Tracked for future spec work, not blockers for the boundary itself:

- Should a future `lifeloop.v0.x` minor add a *manifest field* describing
  whether an adapter's skill/plugin system can host lifecycle integration
  assets directly (so Lifeloop knows whether `manual_skill` or `native_hook`
  is the right integration mode)? The field would be capability metadata,
  not a "Skill" type.

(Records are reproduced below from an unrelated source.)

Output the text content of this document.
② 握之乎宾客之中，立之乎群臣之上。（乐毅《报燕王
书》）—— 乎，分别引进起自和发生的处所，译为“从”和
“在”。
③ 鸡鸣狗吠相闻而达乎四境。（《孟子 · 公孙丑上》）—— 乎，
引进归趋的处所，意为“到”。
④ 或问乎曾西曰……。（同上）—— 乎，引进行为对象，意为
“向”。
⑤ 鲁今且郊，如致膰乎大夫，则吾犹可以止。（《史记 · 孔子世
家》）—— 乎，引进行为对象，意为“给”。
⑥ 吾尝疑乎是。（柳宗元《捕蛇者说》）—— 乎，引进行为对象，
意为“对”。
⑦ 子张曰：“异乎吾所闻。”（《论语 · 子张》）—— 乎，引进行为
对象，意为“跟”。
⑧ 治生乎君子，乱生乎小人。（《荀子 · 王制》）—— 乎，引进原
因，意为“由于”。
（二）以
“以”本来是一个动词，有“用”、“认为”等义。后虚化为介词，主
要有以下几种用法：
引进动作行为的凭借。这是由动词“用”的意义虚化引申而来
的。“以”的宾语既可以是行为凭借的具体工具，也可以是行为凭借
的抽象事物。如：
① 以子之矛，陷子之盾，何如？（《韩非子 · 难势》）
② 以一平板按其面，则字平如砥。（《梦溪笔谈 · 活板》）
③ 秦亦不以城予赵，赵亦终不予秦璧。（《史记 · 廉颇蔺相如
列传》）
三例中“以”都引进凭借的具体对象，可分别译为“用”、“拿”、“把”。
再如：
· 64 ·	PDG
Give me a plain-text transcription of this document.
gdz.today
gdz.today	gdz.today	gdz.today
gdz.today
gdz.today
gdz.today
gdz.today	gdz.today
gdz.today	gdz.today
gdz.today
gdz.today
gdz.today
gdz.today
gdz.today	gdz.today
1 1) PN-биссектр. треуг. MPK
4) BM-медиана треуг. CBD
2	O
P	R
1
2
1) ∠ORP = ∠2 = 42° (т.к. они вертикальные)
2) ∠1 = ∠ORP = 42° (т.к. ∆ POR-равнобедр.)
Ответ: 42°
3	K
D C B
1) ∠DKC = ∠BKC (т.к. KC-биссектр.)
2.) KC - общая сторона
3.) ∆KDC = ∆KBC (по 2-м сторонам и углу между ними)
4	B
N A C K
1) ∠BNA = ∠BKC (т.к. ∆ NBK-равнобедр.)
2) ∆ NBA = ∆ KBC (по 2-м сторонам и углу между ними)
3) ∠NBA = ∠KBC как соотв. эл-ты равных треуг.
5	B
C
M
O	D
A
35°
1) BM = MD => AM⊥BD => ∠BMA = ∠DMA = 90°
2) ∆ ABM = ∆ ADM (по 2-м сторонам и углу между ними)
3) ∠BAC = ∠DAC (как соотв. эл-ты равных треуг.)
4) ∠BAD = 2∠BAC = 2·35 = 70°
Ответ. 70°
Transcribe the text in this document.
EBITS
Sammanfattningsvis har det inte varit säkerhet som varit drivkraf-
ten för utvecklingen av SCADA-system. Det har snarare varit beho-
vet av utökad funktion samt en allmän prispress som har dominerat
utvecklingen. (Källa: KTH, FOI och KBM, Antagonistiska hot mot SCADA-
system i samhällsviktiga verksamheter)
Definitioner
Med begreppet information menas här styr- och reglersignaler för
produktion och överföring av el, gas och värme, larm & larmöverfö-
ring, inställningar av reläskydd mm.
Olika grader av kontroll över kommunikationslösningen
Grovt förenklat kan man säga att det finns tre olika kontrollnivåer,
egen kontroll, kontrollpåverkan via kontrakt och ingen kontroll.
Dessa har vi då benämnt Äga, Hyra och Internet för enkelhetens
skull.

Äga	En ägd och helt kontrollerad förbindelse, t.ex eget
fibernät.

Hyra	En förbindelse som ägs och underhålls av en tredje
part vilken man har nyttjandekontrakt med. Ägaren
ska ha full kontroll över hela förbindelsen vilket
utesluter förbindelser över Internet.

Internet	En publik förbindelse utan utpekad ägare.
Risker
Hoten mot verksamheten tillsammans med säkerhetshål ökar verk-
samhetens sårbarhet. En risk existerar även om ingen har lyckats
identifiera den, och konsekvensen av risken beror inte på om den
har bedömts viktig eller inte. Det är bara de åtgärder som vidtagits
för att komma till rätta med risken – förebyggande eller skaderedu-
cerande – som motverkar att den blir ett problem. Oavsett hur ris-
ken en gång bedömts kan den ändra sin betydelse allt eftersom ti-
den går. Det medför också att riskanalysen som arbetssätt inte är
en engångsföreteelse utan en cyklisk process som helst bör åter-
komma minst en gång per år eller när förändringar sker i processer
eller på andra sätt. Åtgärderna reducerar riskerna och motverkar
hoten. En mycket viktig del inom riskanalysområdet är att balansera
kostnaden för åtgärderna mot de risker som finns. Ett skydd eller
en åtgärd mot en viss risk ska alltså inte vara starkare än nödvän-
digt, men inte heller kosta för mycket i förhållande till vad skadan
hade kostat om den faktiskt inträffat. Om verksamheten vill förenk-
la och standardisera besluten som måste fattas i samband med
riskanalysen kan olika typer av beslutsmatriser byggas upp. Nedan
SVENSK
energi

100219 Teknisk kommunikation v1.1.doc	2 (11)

In scope under the rule.
- The `receipt_only` placement may be enough for clients that need
  instruction-file diagnostics without adding a new placement class. If a new
  placement is needed, it goes through the spec-bump and `spec_alignment.rs`
  workflow, not a quiet `placement_class` enum addition.
- MCP-stub installation may need additional host integration asset templates.
  Those templates belong in host assets, not in instruction source files.

## Cross-References

- [Product thesis]product-thesis.md — strategic rationale.
- [Lifecycle contract spec]specs/lifecycle-contract/body.md — normative wire
  contract this note supplements.
- [RLM development-contract declaration]rlm-development-contract.md — the
  second-client pressure that keeps this boundary honest.
- Issue `#4` (host integration asset extraction) is the implementation
  surface this note still governs. The source-file rendering implementation
  was superseded by
  [`decisions/source-files-are-user-owned.md`]decisions/source-files-are-user-owned.md.